There are some more issues which were not addressed to this day. There is no PDF reader I know of on OS X that can deal with tagged (accessible) PDFs. Even when tags are present, Preview doesn’t do anything with them, giving the more or less accurate text extraction that one gets from untagged PDFs. As a result, there is no heading navigation, no table semantic output, and more that accessible PDFs support.

And the fact that there is no accessible Flash plug-in for web browsers on OS X also has caused me to switch to a Windows VM quite often just to be able to view videos embedded in blogs or articles. Oh yeah, HTML5 video is slowly coming into more sites, but the reality is that Flash is probably still going to be there for a couple of years. This is not Apple’s fault, the blame here is solely to be put on Adobe for not providing an accessible Flash plug-in, but it is one more thing that adds to me not being as productive on a Mac as I want to be on a desktop computer.

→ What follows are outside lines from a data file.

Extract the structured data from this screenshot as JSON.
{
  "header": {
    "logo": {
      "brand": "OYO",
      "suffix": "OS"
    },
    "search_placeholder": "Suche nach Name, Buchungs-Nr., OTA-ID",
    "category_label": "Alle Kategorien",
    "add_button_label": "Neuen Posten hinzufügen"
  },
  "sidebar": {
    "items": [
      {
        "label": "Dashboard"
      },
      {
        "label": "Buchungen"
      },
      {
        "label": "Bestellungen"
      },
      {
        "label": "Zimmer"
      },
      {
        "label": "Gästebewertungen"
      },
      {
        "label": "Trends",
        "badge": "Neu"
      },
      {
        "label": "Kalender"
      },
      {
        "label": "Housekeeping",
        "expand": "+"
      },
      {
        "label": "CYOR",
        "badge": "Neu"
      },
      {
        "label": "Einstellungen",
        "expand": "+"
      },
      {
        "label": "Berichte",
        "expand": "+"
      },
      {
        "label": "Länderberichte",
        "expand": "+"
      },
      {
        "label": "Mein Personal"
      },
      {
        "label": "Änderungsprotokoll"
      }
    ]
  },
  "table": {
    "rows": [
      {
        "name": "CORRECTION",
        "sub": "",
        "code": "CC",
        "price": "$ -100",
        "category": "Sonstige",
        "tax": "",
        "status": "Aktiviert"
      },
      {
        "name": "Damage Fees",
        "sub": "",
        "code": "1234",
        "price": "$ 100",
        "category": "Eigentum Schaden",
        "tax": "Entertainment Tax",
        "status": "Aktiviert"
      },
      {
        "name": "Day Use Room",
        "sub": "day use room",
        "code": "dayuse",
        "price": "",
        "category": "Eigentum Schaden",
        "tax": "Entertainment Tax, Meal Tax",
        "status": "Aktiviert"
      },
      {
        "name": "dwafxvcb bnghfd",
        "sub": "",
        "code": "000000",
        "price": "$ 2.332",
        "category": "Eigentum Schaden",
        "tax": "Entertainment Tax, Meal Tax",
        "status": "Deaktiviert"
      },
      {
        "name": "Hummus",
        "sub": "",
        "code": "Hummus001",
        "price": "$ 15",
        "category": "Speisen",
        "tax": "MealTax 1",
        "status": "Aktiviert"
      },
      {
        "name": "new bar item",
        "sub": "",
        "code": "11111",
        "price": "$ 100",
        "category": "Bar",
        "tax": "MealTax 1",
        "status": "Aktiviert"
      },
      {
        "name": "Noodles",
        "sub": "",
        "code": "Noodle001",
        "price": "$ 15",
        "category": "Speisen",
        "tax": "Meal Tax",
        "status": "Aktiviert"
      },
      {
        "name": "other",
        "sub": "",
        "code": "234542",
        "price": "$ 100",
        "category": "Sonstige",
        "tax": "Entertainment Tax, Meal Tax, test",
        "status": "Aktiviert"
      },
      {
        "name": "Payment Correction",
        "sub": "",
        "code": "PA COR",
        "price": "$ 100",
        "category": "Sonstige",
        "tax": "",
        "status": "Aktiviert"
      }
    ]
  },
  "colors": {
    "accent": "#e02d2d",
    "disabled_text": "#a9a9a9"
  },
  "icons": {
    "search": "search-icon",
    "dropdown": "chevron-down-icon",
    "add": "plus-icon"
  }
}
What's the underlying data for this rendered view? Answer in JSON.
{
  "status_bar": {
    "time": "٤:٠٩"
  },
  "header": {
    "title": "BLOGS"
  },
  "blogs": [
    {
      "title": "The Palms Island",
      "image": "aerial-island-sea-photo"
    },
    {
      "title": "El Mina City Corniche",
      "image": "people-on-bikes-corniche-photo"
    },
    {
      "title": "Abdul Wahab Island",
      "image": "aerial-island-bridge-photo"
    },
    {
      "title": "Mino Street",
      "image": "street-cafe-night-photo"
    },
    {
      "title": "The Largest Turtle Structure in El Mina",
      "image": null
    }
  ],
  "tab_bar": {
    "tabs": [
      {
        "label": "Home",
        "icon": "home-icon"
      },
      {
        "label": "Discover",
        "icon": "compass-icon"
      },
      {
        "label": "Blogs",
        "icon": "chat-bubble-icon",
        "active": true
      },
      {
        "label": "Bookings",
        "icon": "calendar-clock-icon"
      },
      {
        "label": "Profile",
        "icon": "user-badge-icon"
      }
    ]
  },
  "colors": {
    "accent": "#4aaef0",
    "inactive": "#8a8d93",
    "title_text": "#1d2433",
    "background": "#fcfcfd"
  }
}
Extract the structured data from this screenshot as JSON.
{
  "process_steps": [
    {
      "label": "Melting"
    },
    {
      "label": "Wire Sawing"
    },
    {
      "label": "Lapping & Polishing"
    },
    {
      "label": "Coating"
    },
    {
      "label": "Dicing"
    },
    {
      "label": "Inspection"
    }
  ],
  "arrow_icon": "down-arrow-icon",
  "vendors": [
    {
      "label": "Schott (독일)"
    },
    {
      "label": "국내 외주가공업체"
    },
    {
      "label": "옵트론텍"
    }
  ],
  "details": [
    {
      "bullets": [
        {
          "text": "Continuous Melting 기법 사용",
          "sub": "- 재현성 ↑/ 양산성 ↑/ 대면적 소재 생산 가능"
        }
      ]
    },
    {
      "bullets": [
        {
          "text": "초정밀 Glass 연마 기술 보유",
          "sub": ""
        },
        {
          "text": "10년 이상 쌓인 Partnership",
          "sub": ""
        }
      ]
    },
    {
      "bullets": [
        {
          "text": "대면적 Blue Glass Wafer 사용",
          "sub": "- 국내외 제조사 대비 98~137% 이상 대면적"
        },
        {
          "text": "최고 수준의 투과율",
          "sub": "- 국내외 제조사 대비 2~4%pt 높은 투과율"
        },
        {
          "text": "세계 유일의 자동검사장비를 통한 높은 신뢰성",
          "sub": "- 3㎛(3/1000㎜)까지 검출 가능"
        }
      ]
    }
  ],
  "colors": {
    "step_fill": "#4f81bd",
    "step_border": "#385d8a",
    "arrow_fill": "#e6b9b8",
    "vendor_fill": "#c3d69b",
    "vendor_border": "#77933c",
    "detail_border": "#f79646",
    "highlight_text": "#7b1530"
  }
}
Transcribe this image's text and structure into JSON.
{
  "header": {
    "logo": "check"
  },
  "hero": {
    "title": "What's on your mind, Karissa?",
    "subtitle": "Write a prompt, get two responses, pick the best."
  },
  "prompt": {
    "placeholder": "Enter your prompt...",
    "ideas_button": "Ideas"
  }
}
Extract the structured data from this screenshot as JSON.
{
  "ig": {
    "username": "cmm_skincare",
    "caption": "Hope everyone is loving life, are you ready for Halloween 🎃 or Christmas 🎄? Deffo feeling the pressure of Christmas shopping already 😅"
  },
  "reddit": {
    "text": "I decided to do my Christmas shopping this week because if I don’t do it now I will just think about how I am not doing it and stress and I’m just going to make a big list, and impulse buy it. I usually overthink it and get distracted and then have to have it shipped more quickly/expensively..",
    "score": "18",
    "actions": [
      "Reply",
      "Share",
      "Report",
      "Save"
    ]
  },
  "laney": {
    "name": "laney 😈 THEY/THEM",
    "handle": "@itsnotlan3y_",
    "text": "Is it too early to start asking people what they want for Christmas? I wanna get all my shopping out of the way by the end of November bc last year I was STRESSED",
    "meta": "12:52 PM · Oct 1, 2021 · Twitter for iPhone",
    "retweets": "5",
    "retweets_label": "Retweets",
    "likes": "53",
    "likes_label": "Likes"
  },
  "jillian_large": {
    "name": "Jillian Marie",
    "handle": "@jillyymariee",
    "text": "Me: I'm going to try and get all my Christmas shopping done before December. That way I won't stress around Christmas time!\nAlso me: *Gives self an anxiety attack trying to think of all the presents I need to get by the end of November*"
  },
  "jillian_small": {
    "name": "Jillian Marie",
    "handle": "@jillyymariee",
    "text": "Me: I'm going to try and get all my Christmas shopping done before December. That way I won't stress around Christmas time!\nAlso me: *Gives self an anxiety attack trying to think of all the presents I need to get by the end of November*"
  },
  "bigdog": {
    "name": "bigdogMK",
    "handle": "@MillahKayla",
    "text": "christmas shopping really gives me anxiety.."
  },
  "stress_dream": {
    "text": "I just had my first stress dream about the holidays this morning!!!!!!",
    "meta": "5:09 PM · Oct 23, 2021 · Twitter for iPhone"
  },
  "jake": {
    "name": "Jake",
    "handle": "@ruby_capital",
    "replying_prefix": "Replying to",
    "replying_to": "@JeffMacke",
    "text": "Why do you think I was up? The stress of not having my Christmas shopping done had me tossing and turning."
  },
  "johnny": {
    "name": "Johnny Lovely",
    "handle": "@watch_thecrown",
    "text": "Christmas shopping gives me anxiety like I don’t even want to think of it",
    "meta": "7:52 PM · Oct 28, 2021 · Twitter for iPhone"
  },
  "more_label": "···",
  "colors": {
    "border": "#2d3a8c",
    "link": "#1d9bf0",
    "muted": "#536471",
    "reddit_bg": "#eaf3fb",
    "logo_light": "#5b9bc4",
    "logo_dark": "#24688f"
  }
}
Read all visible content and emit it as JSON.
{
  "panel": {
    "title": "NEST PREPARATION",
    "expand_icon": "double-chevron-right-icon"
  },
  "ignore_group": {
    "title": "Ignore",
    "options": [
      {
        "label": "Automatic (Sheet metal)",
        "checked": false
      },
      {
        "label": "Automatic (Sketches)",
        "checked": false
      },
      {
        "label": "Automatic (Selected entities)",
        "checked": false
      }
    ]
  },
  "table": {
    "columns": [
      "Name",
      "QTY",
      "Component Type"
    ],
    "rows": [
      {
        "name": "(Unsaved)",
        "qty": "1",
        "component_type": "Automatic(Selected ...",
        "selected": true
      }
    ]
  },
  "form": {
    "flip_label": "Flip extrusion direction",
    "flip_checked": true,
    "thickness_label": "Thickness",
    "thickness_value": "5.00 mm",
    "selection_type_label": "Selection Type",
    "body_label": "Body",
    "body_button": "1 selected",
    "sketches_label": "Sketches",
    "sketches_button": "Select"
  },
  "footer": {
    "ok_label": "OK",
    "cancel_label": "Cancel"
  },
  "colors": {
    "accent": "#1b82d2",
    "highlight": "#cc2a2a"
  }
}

In summary: By all of the above, I do not mean to say that Apple did a bad job with VoiceOver to begin with. On the contrary: Especially with iOS, they have done an incredibly good job for accessibility in the past few years. And the fact that you can nowadays buy a Mac and install and configure it fully in your language is highly commendable, too! I will definitely miss the ability to configure my system alone, without sighted assistance, should I need to reinstall Windows. As I said above, that is still not fully possible without assistance. It is just the adding up of things that I found over the years that caused me to realize that some of the design decisions Apple has made for OS X, bugs that were not addressed or things get broken and not fixed, and the fact that apps are either accessible or they aren’t, and there’s hardly any in-between, are not compatible with my way of working with a desktop computer or laptop in the longer term. For iOS, I have a feeling Apple are still full-steam ahead with accessibility, introducing great new features with each release, and hopefully also fixing braille problems as discussed by Jonathan Mosen in this great blog post. For OS X, I am no longer as convinced their heart is in it. As I have a feeling OS X itself may become a second-class citizen behind iOS soon, but that, again, is only my personal opinion.

So there you have it. This is why I am going to be using a Lenovo notebook with NVDA as my primary screen reader for my private use from now on. I will still be using a Mac for work of course, but for my personal use, the Mac is being replaced. I want to be fast, effective, productive, and be sure my assistive technology doesn’t suddenly stop working with my braille display or be susceptible to business decisions placing less emphasis on it. Screen readers on Windows are being made by independent companies or organizations with their own business models. And there is choice. If one does no longer fit particular needs, another will most likely do the trick. I do not have that on OS X.